After the founding of New China in 1949, the Party and government made plans to build a residence for Soong Ching Ling in Beijing, and decided to renovate one of the princes' gardens for the purpose. New buildings wee constructed to the west of the mansion's main hall to create a quiet secluded courtyard as it stands today. Soong Ching Ling moved into the mansion in 1963 and worked, studied and lived here until she passed away on May 29, 1981.
A short way inside the main gate is a grape arbor, and by it in a flowerbed stands a wooden tablet carved with a brief introduction to the history of the mansion.
Walking northeast form the grape arbor, one comes to the exhibition halls. The auxiliary exhibition hall served as a guest room where Soong Ching Ling received guests from China.
The first exhibition hall is divided into eight sections, each representing a period of Soong Ching Ling's life. The exhibits include large numbers of photographs, documents and objects of interest depicting her childhood and student days, her marriage to Sun Yat-sen, her participation in political activities, he organization of the Association to Safeguard the Rights of the Chinese People and her support of the advocates of resistance to the Japanese invasion. Also on display is a copy of one of Soong Ching Ling's most famous saying, taken from her essay"Sun Yat-sen and His Cooperation with the Communist Party of China."
"Sun Yat-sen's 40 years of political struggle for the Chinese nation and people reached their peak in the last years of his life.
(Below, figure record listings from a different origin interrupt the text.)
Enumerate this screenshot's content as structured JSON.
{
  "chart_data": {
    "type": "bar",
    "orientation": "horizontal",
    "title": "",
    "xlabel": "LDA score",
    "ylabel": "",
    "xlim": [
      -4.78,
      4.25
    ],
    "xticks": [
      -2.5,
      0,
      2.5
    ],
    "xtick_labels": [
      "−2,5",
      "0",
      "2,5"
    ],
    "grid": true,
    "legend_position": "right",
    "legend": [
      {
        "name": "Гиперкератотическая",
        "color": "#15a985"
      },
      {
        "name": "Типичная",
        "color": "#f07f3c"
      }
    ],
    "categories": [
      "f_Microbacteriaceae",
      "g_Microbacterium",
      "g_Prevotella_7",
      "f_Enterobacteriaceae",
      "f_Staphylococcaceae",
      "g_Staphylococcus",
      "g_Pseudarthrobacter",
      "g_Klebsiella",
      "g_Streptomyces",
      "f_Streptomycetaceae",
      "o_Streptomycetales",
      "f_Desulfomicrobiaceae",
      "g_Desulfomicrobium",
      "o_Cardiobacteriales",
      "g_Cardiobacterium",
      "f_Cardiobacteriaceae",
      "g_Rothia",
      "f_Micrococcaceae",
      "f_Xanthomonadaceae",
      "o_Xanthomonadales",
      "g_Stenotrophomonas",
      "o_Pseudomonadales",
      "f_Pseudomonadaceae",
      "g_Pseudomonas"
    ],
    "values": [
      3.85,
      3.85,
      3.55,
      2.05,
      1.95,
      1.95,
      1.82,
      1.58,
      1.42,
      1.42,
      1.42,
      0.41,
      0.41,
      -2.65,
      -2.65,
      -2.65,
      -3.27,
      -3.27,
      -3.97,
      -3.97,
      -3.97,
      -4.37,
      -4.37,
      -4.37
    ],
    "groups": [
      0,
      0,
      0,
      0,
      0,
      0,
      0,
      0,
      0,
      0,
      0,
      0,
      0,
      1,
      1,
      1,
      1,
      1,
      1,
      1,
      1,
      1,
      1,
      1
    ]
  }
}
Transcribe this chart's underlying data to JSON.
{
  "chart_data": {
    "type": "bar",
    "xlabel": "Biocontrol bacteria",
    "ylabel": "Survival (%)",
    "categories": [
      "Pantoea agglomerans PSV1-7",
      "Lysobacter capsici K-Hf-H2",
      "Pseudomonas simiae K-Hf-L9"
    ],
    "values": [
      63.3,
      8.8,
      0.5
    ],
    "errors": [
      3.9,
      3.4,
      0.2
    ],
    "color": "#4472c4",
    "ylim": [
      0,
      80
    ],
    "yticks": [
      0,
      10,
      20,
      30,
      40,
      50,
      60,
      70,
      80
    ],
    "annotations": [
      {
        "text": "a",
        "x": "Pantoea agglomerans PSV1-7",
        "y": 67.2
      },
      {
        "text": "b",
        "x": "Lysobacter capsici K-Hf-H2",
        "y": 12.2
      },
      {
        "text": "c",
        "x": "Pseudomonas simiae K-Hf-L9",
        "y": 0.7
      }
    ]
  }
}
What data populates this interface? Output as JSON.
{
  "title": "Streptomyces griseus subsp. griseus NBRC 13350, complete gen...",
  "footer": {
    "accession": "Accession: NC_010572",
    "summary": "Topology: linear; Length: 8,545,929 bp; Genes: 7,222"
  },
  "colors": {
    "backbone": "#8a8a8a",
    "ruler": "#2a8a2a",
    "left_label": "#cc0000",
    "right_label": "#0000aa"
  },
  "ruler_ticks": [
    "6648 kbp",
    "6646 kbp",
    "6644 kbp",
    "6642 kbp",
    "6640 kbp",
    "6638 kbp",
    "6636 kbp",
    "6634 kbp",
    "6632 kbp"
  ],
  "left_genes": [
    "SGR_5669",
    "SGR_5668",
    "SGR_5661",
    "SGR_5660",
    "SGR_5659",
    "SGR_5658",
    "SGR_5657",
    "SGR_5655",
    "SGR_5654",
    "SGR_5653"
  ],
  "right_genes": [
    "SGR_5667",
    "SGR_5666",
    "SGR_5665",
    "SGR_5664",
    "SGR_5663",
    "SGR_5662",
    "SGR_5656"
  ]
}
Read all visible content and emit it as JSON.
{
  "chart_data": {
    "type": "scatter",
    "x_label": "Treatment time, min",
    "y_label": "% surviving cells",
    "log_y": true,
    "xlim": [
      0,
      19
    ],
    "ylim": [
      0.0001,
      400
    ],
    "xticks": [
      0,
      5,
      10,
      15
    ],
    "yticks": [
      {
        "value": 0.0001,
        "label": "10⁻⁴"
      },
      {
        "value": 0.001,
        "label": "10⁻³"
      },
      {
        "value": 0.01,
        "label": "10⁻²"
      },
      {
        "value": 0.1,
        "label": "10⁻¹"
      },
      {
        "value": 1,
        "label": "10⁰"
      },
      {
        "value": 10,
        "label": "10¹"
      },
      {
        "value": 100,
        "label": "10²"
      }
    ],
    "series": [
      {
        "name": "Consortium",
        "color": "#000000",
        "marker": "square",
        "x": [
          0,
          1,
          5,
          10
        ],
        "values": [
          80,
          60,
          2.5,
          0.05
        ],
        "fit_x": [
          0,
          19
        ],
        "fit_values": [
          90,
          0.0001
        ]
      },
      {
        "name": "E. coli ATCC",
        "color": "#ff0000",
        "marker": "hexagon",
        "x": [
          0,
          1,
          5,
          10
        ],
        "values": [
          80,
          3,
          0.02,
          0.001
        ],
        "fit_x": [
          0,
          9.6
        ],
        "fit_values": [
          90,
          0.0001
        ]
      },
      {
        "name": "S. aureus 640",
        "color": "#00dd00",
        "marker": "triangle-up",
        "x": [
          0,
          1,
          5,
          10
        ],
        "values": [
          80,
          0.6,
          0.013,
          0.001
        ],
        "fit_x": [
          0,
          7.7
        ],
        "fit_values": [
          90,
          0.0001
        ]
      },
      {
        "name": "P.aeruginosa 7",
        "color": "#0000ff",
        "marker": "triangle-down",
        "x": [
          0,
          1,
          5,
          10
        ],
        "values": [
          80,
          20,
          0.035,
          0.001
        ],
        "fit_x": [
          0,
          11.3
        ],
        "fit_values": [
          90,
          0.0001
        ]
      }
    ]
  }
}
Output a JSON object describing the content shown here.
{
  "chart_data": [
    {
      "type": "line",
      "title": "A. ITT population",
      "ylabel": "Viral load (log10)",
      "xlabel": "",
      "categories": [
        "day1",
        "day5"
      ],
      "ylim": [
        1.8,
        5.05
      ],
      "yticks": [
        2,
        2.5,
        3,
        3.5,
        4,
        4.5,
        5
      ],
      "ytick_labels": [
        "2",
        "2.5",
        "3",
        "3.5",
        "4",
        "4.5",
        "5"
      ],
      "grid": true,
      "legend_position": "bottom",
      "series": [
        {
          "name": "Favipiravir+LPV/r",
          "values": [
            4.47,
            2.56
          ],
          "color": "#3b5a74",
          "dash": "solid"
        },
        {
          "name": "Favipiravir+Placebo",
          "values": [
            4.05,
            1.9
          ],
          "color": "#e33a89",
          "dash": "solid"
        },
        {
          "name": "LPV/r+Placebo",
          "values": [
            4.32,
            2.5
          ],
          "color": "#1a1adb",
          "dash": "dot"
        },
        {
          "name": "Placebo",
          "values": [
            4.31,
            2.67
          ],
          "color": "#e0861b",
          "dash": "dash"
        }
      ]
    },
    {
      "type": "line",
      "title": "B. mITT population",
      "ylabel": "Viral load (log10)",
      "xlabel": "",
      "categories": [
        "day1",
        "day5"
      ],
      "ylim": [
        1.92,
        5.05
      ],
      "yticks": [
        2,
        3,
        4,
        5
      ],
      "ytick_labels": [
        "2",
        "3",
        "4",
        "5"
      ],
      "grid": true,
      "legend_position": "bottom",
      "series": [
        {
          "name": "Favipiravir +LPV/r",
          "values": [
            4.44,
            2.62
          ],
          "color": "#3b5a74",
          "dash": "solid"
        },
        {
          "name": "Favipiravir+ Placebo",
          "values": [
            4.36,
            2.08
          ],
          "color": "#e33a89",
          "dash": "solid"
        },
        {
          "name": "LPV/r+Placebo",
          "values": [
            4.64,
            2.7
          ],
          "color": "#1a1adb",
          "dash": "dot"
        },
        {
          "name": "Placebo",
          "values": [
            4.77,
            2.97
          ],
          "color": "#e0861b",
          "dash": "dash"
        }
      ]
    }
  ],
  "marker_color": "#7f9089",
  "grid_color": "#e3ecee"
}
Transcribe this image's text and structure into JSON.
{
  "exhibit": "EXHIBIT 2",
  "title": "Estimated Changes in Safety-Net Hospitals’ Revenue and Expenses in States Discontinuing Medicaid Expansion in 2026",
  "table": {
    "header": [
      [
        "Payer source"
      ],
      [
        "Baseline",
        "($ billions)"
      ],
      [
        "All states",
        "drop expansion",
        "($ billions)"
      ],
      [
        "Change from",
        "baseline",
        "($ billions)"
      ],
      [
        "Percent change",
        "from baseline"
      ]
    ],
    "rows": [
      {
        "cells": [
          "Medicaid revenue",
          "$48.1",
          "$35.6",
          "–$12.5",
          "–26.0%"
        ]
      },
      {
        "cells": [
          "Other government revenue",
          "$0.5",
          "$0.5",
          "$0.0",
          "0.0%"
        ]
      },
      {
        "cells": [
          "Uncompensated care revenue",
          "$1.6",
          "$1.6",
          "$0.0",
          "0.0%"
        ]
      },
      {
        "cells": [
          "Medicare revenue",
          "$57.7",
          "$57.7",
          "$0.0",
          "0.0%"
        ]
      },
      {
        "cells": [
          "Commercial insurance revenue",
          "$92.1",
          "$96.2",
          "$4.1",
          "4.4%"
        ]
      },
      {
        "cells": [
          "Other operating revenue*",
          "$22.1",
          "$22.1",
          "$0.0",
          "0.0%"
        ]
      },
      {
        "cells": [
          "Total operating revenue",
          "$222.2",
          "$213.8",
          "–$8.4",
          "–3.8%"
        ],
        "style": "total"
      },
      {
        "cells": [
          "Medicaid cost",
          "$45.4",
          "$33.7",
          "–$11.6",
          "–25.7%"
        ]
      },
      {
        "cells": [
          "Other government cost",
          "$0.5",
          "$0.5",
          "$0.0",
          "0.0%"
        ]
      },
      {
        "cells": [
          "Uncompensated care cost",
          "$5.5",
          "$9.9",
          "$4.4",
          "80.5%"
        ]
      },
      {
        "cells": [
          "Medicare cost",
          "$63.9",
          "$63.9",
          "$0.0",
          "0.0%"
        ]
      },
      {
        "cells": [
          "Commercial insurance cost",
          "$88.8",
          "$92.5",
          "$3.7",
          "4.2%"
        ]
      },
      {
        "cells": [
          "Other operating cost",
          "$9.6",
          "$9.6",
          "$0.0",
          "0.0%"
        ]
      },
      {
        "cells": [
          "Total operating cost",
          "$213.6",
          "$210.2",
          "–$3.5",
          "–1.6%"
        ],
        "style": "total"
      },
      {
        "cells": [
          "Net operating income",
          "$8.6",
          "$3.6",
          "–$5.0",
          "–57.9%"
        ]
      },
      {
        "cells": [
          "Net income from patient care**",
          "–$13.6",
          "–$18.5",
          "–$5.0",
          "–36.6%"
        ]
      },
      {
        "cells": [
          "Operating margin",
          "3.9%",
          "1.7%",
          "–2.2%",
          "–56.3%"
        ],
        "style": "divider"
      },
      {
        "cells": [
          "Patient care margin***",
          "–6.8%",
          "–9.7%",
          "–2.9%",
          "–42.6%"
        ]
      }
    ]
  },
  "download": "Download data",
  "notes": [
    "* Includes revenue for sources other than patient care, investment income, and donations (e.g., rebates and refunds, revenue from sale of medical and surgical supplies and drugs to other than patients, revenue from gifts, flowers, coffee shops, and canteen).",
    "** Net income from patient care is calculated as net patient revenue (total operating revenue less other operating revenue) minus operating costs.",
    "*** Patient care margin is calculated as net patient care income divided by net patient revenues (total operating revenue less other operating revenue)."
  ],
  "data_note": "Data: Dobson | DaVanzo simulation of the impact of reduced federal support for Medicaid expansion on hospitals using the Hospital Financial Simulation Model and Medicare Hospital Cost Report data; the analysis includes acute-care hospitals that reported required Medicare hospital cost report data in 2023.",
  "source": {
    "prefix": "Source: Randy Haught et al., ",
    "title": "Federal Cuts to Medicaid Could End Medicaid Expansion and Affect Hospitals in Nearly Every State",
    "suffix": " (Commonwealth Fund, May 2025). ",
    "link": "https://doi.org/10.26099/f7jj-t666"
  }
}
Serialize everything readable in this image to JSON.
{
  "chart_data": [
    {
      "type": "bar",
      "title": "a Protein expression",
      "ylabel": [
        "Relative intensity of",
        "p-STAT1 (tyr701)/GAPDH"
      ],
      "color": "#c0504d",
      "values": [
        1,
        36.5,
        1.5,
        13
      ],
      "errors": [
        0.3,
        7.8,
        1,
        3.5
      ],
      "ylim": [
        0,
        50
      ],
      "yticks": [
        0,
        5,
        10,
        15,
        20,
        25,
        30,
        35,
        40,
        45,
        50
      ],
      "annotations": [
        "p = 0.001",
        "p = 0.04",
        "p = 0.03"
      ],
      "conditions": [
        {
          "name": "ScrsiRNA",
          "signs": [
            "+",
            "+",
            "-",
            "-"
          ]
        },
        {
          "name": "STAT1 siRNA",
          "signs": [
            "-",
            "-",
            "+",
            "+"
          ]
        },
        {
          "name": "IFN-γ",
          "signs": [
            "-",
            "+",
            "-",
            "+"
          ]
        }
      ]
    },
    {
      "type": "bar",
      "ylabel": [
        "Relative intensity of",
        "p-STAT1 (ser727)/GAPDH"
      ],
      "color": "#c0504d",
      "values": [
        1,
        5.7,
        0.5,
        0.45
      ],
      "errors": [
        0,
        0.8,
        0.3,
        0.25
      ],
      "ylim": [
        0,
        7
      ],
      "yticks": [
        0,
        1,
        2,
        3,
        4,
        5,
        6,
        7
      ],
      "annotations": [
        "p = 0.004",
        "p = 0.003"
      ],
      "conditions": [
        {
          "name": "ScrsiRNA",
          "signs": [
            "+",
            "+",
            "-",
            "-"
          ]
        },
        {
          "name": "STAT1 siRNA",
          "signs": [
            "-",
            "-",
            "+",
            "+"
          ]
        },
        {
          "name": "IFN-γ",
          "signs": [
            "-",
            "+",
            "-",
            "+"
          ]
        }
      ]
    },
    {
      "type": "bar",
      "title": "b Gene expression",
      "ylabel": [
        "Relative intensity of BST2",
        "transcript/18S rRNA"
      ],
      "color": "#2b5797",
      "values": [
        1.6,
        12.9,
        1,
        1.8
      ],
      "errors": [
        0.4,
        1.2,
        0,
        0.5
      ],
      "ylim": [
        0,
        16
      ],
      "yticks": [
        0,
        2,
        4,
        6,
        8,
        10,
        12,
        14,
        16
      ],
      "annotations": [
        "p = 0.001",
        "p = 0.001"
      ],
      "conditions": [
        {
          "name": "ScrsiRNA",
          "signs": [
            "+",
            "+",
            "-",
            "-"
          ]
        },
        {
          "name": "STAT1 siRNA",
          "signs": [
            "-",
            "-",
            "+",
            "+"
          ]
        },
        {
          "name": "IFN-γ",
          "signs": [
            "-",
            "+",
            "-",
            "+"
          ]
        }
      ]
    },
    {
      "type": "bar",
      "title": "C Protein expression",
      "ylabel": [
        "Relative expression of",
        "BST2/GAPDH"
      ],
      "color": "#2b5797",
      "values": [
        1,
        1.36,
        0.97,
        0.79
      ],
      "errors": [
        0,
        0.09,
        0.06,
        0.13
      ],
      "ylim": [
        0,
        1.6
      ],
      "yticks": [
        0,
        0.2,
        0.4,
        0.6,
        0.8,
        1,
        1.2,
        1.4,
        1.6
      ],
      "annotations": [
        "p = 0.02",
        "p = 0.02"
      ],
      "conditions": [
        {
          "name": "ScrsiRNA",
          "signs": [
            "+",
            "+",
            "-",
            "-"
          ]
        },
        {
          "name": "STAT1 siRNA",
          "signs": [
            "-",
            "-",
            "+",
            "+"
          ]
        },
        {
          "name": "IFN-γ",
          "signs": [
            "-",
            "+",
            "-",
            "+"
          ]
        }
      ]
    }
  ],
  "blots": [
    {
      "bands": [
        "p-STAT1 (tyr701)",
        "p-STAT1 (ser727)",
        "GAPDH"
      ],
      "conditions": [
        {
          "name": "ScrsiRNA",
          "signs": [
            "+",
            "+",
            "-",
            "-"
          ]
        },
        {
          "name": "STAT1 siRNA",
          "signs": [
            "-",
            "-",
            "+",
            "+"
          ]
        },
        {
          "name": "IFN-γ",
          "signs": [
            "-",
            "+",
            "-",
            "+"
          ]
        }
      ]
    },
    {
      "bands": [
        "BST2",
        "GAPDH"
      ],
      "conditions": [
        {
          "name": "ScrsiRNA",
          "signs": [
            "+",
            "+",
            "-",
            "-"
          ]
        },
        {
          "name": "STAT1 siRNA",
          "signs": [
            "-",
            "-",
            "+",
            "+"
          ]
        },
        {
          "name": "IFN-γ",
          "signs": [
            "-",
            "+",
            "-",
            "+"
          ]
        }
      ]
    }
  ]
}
The high point of his development came with his decision to cooperate with the Communist Party of China and work for the Chinese revolution."
The second exhibition hall is divided into seven sections with the following titles: Invitation to Come to the North; One of the Founders of New China; Close Comrade-in-Arms of the Party, Beloved Leader of the People; Pioneer in Safeguarding Peace-Envoy of the Chinese people; Study; Life and Work; Great Communist Fight; and the Grief of a Nation, the Sorrow of the World.
The third exhibition hall is the Children's Hall, reflecting Soong Ching Ling's great affection and concern for the youth of China. She once said: "Children are our future, our hope; they are our country's most valuable asset." Included in the exhibition is a painting of a basket of longevity peaches, presented to Soong Ching Ling by the affection which the children of New China feel for her.
The fourth exhibition is a small two-story building. The ground floor contains a small drawing room and a dining room, while Soong Ching Ling's study, office and living quarters are on the second floor. The bedroom, study and dining room are all arranged as they were when Soong Ching Ling lived there. The layout is simple and tasteful. Formerly, Soong Ching Ling would spend her time here playing the qin (Chinese zither), doing embroidery and writing poems and prose.